I had to wonder if I spend enough time pondering. Do I think deeply and reflect on the events and situations in life? Or do I make snap decisions and jump to conclusions? It takes time to ponder and I am often too rushed to do it properly. But when I take the time to weigh the day's events, consider my choices and reflect on Scripture my life is richer, more satisfying and more exciting. I can't always control my schedule, but I want to increase the amount of time I "ponder in [my] heart."

A merry Christmas filled with joy and peace to each of you!

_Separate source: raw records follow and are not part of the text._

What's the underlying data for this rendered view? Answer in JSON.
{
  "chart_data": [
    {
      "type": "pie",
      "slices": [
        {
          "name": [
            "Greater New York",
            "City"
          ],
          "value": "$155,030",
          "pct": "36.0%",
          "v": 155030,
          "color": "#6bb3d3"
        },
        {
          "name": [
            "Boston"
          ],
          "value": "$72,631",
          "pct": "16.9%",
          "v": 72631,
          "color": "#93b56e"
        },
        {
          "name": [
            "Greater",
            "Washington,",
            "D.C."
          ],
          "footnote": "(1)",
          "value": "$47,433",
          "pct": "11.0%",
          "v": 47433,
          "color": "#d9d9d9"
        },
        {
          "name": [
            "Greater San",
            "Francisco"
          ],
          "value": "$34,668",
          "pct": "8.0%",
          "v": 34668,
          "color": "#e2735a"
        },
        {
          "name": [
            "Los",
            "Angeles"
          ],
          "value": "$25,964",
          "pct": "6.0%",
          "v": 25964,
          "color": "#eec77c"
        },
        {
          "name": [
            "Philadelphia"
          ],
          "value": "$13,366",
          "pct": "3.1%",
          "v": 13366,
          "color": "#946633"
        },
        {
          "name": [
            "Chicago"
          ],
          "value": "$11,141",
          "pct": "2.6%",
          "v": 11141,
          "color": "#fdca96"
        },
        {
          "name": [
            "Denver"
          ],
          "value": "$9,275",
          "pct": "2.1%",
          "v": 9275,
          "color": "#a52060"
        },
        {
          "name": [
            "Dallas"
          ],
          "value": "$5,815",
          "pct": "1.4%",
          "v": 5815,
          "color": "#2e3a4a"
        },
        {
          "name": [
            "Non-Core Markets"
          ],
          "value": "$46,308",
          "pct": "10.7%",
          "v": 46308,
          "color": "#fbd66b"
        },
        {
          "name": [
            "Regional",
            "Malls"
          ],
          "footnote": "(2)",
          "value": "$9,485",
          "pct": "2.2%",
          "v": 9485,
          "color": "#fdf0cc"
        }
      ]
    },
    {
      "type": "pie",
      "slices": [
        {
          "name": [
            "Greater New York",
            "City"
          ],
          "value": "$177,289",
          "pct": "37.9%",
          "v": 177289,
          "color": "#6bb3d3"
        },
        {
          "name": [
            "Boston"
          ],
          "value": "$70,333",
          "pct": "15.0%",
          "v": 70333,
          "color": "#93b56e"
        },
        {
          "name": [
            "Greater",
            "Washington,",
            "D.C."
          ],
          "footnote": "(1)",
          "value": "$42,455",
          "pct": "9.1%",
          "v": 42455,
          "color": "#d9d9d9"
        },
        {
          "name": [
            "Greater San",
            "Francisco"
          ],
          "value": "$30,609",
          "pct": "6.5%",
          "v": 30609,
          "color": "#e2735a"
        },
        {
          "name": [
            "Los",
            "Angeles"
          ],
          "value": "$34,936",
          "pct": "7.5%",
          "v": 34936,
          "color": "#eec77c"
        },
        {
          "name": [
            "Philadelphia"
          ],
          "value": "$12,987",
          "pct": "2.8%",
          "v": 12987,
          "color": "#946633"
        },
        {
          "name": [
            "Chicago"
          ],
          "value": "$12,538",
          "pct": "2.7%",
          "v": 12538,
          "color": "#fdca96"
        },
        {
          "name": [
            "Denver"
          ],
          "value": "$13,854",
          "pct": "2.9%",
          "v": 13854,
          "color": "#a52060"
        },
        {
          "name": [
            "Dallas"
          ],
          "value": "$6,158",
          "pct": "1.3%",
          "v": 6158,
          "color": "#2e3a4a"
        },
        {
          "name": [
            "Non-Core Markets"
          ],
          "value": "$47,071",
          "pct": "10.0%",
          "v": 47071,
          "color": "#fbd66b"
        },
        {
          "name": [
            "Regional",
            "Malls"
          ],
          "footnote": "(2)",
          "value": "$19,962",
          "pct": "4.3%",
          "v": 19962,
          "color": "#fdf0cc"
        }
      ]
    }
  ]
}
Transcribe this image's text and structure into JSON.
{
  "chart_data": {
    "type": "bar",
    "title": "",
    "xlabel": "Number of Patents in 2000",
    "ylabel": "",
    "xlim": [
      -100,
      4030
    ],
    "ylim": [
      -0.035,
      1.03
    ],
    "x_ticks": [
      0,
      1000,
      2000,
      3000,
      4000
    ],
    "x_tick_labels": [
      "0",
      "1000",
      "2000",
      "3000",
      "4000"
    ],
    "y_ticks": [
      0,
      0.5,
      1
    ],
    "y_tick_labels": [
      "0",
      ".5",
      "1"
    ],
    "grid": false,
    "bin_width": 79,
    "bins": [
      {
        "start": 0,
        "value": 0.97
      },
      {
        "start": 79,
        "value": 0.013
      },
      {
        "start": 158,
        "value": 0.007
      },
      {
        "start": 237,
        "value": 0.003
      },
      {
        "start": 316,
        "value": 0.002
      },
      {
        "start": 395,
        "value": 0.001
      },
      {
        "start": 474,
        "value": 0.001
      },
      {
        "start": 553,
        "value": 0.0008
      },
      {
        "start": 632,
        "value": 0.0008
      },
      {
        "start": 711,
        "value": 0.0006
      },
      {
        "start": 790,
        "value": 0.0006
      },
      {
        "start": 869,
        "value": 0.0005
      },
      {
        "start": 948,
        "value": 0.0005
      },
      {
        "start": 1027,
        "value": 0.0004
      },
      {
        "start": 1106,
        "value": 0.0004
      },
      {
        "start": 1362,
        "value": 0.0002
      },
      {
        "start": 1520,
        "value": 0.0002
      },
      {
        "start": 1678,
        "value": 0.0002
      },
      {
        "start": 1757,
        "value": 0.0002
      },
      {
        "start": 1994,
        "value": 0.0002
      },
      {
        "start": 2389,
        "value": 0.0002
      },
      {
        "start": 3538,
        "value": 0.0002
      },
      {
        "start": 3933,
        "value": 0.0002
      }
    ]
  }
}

Tuesday, December 18, 2007

What's in a heart?

When I began a study of "hearts" in the Bible last August I wasn't sure what I'd find. I soon learned that the Bible speaks of many kinds of hearts: our hearts, God's heart, good hearts, troubled hearts, hearts of evildoers... And while we know our heart is what pumps our blood and keeps us alive, we also understand that the word is used to denote character and motives, hopes and desires. The "heart" of the matter means what is central or essential.

Our non-physical hearts, that core of our mental, emotional and spiritual selves, also pumps life through us. How would we survive the day if we "lose heart?" Imagine how dreary the life uncentered, without hope or purpose. (Not too hard to imagine because I have been there - and still lapse into a heartless state on occasion.)

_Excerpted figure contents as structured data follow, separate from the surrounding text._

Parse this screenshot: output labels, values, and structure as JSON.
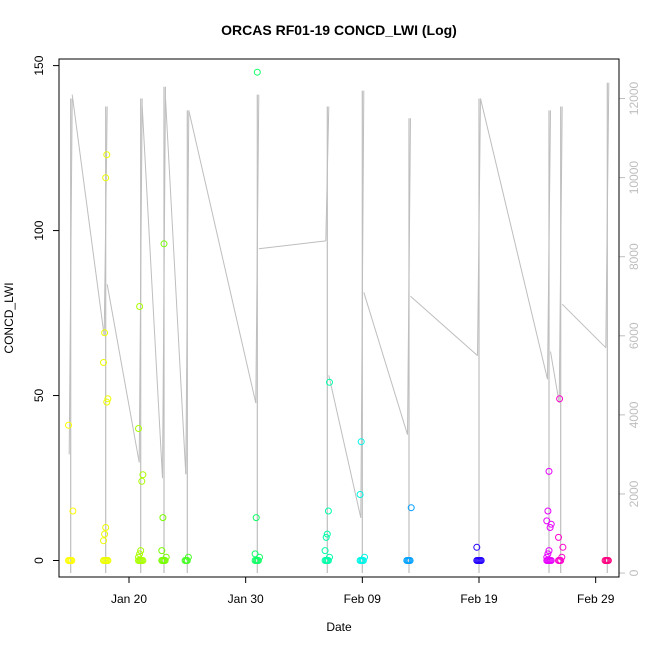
{
  "chart_data": {
    "type": "scatter",
    "title": "ORCAS RF01-19 CONCD_LWI (Log)",
    "xlabel": "Date",
    "ylabel": "CONCD_LWI",
    "x_domain": [
      "2016-01-14",
      "2016-03-02"
    ],
    "ylim": [
      -5,
      152
    ],
    "y_ticks": [
      0,
      50,
      100,
      150
    ],
    "y2lim": [
      -100,
      13000
    ],
    "y2_ticks": [
      0,
      2000,
      4000,
      6000,
      8000,
      10000,
      12000
    ],
    "x_ticks": [
      {
        "date": "2016-01-20",
        "label": "Jan 20"
      },
      {
        "date": "2016-01-30",
        "label": "Jan 30"
      },
      {
        "date": "2016-02-09",
        "label": "Feb 09"
      },
      {
        "date": "2016-02-19",
        "label": "Feb 19"
      },
      {
        "date": "2016-02-29",
        "label": "Feb 29"
      }
    ],
    "grid": false,
    "legend": "none",
    "secondary_series_color": "#bebebe",
    "flights": [
      {
        "date": "2016-01-15",
        "color": "#ffff00",
        "y2_start": 3000,
        "y2_end": 12100,
        "y2_spike_max": 12000,
        "points": [
          0,
          0,
          0,
          0,
          15,
          41
        ]
      },
      {
        "date": "2016-01-18",
        "color": "#eeff00",
        "y2_start": 6000,
        "y2_end": 7300,
        "y2_spike_max": 11800,
        "points": [
          0,
          0,
          0,
          0,
          0,
          6,
          8,
          10,
          48,
          49,
          60,
          69,
          116,
          123
        ]
      },
      {
        "date": "2016-01-21",
        "color": "#aaff00",
        "y2_start": 2800,
        "y2_end": 11800,
        "y2_spike_max": 12000,
        "points": [
          0,
          0,
          0,
          0,
          0,
          1,
          2,
          3,
          24,
          26,
          40,
          77
        ]
      },
      {
        "date": "2016-01-23",
        "color": "#77ff00",
        "y2_start": 2400,
        "y2_end": 12000,
        "y2_spike_max": 12300,
        "points": [
          0,
          0,
          0,
          0,
          1,
          3,
          13,
          96
        ]
      },
      {
        "date": "2016-01-25",
        "color": "#44ff22",
        "y2_start": 2500,
        "y2_end": 11700,
        "y2_spike_max": 11700,
        "points": [
          0,
          0,
          0,
          1
        ]
      },
      {
        "date": "2016-01-31",
        "color": "#11ff66",
        "y2_start": 4300,
        "y2_end": 8200,
        "y2_spike_max": 12100,
        "points": [
          0,
          0,
          0,
          0,
          1,
          2,
          13,
          148
        ]
      },
      {
        "date": "2016-02-06",
        "color": "#00ffaa",
        "y2_start": 8400,
        "y2_end": 5000,
        "y2_spike_max": 11800,
        "points": [
          0,
          0,
          0,
          0,
          1,
          3,
          7,
          8,
          15,
          54
        ]
      },
      {
        "date": "2016-02-09",
        "color": "#00f5e8",
        "y2_start": 1400,
        "y2_end": 7100,
        "y2_spike_max": 12200,
        "points": [
          0,
          0,
          0,
          0,
          1,
          20,
          36
        ]
      },
      {
        "date": "2016-02-13",
        "color": "#00a0ff",
        "y2_start": 3500,
        "y2_end": 7000,
        "y2_spike_max": 11500,
        "points": [
          0,
          0,
          0,
          0,
          16
        ]
      },
      {
        "date": "2016-02-19",
        "color": "#2200ff",
        "y2_start": 5500,
        "y2_end": 12000,
        "y2_spike_max": 12000,
        "points": [
          0,
          0,
          0,
          0,
          0,
          4
        ]
      },
      {
        "date": "2016-02-25",
        "color": "#e600ff",
        "y2_start": 4900,
        "y2_end": 5600,
        "y2_spike_max": 11700,
        "points": [
          0,
          0,
          0,
          0,
          0,
          1,
          2,
          3,
          10,
          11,
          12,
          15,
          27
        ]
      },
      {
        "date": "2016-02-26",
        "color": "#ff00cc",
        "y2_start": 4300,
        "y2_end": 6800,
        "y2_spike_max": 11800,
        "points": [
          0,
          0,
          0,
          1,
          4,
          7,
          49
        ]
      },
      {
        "date": "2016-03-01",
        "color": "#ff0080",
        "y2_start": 5700,
        "y2_end": 12400,
        "y2_spike_max": 12400,
        "points": [
          0,
          0,
          0,
          0
        ]
      }
    ]
  }
}
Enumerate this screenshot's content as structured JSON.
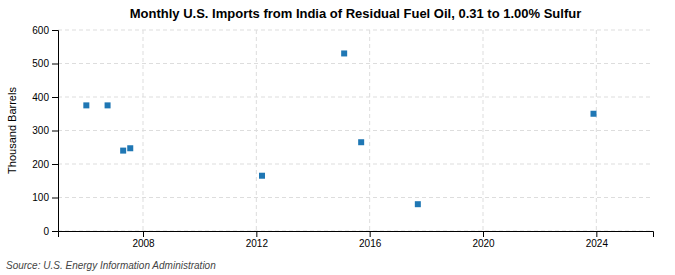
{
  "chart_data": {
    "type": "scatter",
    "title": "Monthly U.S. Imports from India of Residual Fuel Oil, 0.31 to 1.00% Sulfur",
    "ylabel": "Thousand Barrels",
    "source": "Source: U.S. Energy Information Administration",
    "x": [
      2006.0,
      2006.75,
      2007.3,
      2007.55,
      2012.2,
      2015.1,
      2015.7,
      2017.7,
      2023.9
    ],
    "values": [
      375,
      375,
      240,
      247,
      165,
      530,
      265,
      80,
      350
    ],
    "marker": "square",
    "xlim": [
      2005.0,
      2026.0
    ],
    "ylim": [
      0,
      600
    ],
    "xticks": [
      2008,
      2012,
      2016,
      2020,
      2024
    ],
    "yticks": [
      0,
      100,
      200,
      300,
      400,
      500,
      600
    ],
    "grid": true
  }
}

This morning's study brought me to Psalm 33:21, "In Him our HEARTS rejoice, for we trust in His holy name." This may sound odd to many people, but for those of us who do trust in God we find our hearts rejoicing more and more. My life has more and more purpose, joy and hope. My life has more heart!

Sunday, December 16, 2007

Christmas

This morning's lesson went pretty well, despite my feeling under-prepared. We explored some of the common myths or misconceptions about Christmas. For example, contrary to the popular carol, there were probably more than three wise men that made that cross-countries trek to see the baby Jesus. And when they arrived, the family were in a house, no longer with the animals in the manger.

It really isn't a big deal, though. The point is that Jesus was born. The fact that the wise men came shows how they honored him. The number of wise men and the exact day they came isn't really the point.

And while we have no idea on what day or even in what season the Christ Child was born, this formal celebration in December is a great time to reflect on His coming, His love for the world and the purpose of His life.

Peace and Joy to you this season.

Saturday, December 15, 2007

Opening Remarks

This probably isn't the best day to start this journal. I've been feeling tired and disconnected all day. I haven't made one of my "daily" hearts for 3 days. I am nearly a week late and still don't have my Christmas fiber postcards ready for the exchange. I don't have my family Christmas cards ready. I haven't managed to get all the dishes or laundry done. I'm just ready to crawl into bed - after a very unproductive day.

But I did string one length of garland on the porch. I spend time with my teenage daughter. And I did needed research online in preparation for teaching tomorrow morning. I did accomplish something.

How often is my self-worth dependent on what I do? I know in my head that my value as a person doesn't change based on how much was checked off my To-Do list, but I often feel that way. I'm learning to say, "I wish I had done..." instead of "I'm no good."

So, as I head to bed, I can sleep in peace knowing that even though my list didn't have the number of checks I would have liked my worth as a person remains immeasurable.